I have a problem with indifference.
I have come to this realization as I am wrestling with a message about compassion.
Here’s the key takeaway of that message: “I believe God calls all Christians to show compassion to people in need.”
I really do believe that, by the way. Here’s the problem.
We live in a world so full of brokenness that brokenness becomes normal, and even accepted.
Think of it this way: My garage is a mess. We have three growing children, so the first problem is that the garage is full of things that aren’t cars. There are Rubbermaid tubs full of clothes that either no longer fit, or don’t yet fit. There is a myriad of bikes, scooters, strollers and power wheels. There is a basketball hoop that we roll in and out because our HOA won’t let us leave it out. There are things on a shelf we seldom use, intermixed with Christmas and Easter decorations we use once a year. Because our garage is already cluttered, it’s a small step from “cluttered” to “messy.”

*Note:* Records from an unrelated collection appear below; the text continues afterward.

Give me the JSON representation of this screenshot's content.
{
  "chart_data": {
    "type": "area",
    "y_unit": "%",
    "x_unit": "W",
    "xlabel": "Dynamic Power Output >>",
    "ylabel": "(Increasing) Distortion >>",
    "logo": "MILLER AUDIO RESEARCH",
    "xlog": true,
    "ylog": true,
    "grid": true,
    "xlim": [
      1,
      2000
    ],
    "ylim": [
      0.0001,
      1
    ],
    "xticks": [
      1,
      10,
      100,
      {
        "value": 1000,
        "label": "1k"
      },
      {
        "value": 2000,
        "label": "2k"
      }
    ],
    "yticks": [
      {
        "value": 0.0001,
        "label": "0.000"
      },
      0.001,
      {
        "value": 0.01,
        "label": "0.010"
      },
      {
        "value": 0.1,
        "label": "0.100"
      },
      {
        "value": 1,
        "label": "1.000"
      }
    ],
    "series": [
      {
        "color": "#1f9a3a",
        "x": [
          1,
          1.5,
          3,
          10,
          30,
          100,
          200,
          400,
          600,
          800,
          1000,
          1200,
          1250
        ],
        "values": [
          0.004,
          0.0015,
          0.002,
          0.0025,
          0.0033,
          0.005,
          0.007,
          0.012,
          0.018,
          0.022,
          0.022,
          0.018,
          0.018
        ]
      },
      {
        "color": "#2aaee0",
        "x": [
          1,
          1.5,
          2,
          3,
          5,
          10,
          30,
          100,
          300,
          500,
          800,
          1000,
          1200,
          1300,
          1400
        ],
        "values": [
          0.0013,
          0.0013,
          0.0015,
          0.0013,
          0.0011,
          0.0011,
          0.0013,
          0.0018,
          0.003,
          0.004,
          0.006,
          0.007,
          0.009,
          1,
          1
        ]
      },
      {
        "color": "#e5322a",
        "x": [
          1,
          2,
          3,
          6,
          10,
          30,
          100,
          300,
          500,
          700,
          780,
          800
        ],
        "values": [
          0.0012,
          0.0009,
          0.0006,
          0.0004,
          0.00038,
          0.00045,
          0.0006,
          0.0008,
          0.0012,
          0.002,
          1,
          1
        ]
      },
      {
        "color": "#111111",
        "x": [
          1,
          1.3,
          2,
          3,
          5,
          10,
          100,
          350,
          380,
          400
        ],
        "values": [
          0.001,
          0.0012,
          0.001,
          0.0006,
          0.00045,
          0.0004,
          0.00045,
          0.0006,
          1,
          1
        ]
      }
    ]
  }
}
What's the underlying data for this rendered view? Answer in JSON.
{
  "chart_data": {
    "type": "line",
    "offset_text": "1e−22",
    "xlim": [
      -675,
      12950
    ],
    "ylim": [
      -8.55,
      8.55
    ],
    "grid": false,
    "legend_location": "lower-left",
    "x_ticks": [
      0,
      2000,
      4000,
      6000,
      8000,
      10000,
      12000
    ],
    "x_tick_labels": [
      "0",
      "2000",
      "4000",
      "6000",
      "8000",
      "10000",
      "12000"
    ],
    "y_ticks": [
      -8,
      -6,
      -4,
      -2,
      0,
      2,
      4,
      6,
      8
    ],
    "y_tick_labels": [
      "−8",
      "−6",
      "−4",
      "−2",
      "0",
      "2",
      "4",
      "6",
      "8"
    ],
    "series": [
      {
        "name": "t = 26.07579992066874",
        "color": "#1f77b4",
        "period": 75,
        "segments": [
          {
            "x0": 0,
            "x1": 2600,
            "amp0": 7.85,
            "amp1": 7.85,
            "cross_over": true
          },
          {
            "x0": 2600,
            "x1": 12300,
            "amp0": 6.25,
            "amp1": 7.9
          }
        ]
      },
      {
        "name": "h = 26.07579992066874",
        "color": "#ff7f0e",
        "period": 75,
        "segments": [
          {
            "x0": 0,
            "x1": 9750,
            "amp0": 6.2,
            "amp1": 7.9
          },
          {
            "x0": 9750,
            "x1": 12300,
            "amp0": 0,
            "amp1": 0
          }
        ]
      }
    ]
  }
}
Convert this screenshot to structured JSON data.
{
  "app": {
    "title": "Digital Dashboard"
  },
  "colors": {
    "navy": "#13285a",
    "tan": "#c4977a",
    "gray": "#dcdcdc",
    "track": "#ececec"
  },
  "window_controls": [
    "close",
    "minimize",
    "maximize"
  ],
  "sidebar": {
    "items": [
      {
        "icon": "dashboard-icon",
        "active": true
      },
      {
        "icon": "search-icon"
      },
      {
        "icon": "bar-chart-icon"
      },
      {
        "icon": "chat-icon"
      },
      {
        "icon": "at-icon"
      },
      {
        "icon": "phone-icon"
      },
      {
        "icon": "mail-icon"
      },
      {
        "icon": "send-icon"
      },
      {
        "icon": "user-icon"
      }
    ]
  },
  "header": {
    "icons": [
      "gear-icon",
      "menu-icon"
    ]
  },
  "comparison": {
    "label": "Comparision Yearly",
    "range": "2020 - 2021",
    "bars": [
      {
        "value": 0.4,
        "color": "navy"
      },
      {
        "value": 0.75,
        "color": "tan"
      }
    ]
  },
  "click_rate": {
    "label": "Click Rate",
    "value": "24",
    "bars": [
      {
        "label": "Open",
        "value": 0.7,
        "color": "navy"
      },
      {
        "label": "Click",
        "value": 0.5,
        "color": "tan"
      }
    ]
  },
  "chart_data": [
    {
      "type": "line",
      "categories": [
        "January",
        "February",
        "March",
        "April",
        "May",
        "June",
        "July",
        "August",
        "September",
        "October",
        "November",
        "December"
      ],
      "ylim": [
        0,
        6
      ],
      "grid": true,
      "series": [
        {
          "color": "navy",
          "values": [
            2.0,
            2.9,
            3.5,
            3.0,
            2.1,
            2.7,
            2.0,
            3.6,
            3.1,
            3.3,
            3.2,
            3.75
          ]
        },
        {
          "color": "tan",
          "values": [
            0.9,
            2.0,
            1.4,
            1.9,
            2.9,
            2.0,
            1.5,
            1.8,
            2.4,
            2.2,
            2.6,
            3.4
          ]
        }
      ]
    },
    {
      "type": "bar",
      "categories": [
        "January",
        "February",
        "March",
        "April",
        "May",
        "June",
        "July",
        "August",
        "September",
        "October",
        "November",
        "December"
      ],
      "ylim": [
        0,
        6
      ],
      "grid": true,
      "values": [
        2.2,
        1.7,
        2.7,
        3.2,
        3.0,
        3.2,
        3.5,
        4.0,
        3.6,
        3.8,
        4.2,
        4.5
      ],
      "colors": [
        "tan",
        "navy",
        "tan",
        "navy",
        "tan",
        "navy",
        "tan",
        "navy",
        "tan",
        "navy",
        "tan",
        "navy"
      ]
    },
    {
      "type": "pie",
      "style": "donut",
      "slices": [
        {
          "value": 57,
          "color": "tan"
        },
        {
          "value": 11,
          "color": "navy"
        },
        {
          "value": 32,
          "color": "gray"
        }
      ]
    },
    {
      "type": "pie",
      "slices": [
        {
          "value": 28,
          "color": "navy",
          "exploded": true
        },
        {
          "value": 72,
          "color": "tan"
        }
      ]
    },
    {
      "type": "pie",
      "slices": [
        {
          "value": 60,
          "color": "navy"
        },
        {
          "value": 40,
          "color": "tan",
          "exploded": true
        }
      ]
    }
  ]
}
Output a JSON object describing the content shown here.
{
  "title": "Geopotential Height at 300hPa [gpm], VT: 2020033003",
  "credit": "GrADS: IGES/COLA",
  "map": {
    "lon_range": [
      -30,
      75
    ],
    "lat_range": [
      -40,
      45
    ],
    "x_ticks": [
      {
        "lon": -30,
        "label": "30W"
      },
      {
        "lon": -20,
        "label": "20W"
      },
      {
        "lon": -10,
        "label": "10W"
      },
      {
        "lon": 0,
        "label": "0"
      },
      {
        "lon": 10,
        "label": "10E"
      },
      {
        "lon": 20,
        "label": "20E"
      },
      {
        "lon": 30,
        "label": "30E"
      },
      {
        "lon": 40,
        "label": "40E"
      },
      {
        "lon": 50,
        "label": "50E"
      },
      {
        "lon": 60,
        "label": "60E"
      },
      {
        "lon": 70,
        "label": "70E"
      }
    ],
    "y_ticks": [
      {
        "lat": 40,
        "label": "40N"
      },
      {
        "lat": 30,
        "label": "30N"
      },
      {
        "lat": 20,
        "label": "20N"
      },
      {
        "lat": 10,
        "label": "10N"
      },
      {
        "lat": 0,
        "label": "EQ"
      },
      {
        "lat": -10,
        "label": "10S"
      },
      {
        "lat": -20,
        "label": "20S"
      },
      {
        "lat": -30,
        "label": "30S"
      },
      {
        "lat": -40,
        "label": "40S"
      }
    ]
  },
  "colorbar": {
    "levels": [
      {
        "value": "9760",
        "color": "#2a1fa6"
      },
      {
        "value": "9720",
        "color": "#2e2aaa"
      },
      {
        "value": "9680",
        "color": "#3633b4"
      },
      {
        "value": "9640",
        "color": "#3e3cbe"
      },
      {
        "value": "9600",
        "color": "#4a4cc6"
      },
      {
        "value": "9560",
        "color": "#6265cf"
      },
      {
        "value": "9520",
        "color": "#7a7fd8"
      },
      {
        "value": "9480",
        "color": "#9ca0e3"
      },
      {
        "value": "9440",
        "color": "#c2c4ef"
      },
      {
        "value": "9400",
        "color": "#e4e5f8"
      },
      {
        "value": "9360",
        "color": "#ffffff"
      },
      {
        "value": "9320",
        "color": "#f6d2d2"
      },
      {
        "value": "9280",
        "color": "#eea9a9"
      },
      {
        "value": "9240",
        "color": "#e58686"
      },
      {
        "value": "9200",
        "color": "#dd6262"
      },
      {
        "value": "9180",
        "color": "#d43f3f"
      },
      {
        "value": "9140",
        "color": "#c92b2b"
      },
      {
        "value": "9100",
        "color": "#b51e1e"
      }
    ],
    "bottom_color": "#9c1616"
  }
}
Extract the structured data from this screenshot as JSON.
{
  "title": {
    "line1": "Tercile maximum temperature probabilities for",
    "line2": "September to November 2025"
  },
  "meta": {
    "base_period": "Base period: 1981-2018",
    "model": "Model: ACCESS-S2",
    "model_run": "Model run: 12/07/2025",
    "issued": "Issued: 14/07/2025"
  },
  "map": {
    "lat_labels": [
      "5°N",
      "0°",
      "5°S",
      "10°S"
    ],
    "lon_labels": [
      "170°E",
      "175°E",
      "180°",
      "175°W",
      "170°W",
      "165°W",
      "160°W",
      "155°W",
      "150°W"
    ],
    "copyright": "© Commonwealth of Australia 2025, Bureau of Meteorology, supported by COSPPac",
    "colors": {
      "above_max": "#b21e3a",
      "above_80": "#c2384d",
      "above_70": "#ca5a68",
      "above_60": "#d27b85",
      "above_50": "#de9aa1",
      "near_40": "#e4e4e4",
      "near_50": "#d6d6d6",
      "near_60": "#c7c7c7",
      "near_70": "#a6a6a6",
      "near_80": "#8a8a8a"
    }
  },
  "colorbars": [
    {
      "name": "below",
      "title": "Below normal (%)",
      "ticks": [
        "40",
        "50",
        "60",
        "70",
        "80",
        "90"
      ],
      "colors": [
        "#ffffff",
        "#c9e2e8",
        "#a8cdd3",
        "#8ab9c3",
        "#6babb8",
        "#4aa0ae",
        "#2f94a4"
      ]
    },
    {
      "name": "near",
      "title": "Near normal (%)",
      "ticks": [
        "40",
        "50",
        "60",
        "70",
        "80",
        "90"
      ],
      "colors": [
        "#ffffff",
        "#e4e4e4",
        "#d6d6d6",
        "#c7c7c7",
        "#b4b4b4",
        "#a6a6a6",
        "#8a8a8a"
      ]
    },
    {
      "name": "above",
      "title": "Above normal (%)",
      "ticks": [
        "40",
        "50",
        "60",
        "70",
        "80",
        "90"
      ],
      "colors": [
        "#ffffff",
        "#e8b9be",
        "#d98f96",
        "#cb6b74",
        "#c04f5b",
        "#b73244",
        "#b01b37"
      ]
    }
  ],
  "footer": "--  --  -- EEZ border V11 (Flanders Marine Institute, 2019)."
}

For guests, the primary entry to our home is the front door. For our family, it’s the garage. But, you know what?
I barely notice most of the time. It has been that way for a while, and – for the most part – it will be like that until the kids get older. I used to fight it, cramming our two cars into a two-car garage because I had a moral opposition to letting a vehicle worth thousands sit outside while a bunch of junk is safe and dry. I’ve pretty much given up on that – for now, anyway.
Our world is like that. We are called to be compassionate, and we want to be compassionate (just as much as I want a clean garage).
But the mess, the brokenness, the sin of the world is almost overwhelming sometimes. Where do I start? Who do I help when so many need help? Are the ways I help even…helping?
And as we see the same brokenness – the same messy world – day after day, let’s be honest: sometimes we stop noticing.
- Our ears are deaf to the cries of the suffering.
- Our eyes are blind to the plight of the poor who live among us.
- Our hearts are guarded, especially if we’ve been burned before.
It’s a lot like the story Jesus told about the priest and Levite who walked by a man who had been robbed, beaten and left for dead, before the third stopped. Who is that third person, besides a Samaritan?
I wonder if it’s a person who had been there before, who noticed brokenness because he had first experienced brokenness himself.
More than that, the “Good Samaritan” is Jesus. Jesus, who noticed the broken because those are the ones for whom He came. Not the ones who pretend to be fixed. But the ones who are clearly broken, at least to those whose eyes, ears and hearts are open to noticing.
But my indifference is not okay. I follow the One who wrapped perfect compassion in flesh and blood.
So, what does that look like?
I have to notice. Even if the cries are hard to hear, I need to listen. Even if the plight is hard to look at, I have to see. Even if it hurts, I am compelled by Christ’s love to share that love. Ignorance may be bliss, but it’s not right.
Who are the ones who stop rather than walk by?
The ones for whom someone else has already stopped. The ones who have been broken.
That’s you. That’s me.
I am called to show compassion, because I have been shown compassion.
When we gain Christ, you and I forfeit the chance to be indifferent. And that makes us different.